Geoffrey Hinton was one of the researchers who introduced the backpropagation algorithm and the first to use backpropagation for learning word embeddings. His other contributions to neural network research include Boltzmann machines, distributed representations, time-delay neural nets, mixtures of experts, variational learning and deep learning. His research group in Toronto made major breakthroughs in deep learning that revolutionized speech recognition and object classification.

Geoffrey Hinton is a fellow of the UK Royal Society and a foreign member of the US National Academy of Engineering, the US National Academy of Science and the American Academy of Arts and Sciences. His awards include the David E. Rumelhart prize, the IJCAI award for research excellence, the Killam prize for Engineering, the IEEE Frank Rosenblatt medal, the NSERC Herzberg Gold Medal, the IEEE James Clerk Maxwell Gold medal, the NEC C&C award, the BBVA award, the Honda Prize the Princess of Asturias Award and the Turing Award.
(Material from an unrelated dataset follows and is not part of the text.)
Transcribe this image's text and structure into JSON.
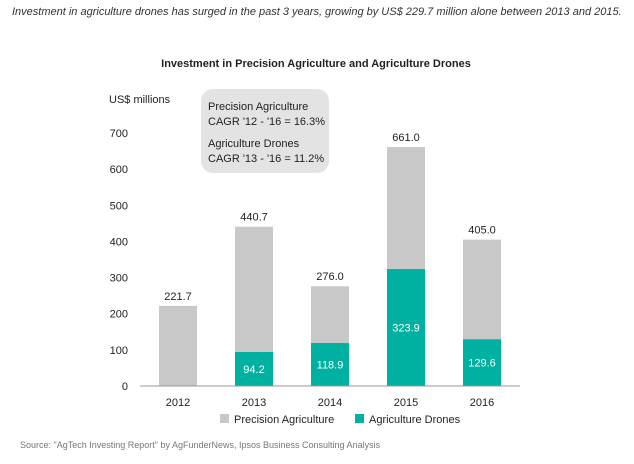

Professor Sadiah Qureshi (University of Manchester) Tracing the Legacies of Empires of Extinction (Joint seminar with the Bodleian Libraries, We Are Our History Conversations)

Professor Sadiah Qureshi is an historian of racism, science and empire. She has recently joined the University of Manchester as Chair in Modern British History. Her first book, Peoples on Parade (2011), explored the importance of displayed peoples for the emergence of anthropology. She is currently writing her next book, provisionally entitled Vanished: Episodes in the History of Extinction, for Allen Lane, supported by a British Academy Mid-Career Fellowship. In 2023, she was a Visiting Fellow at the Bodleian Library.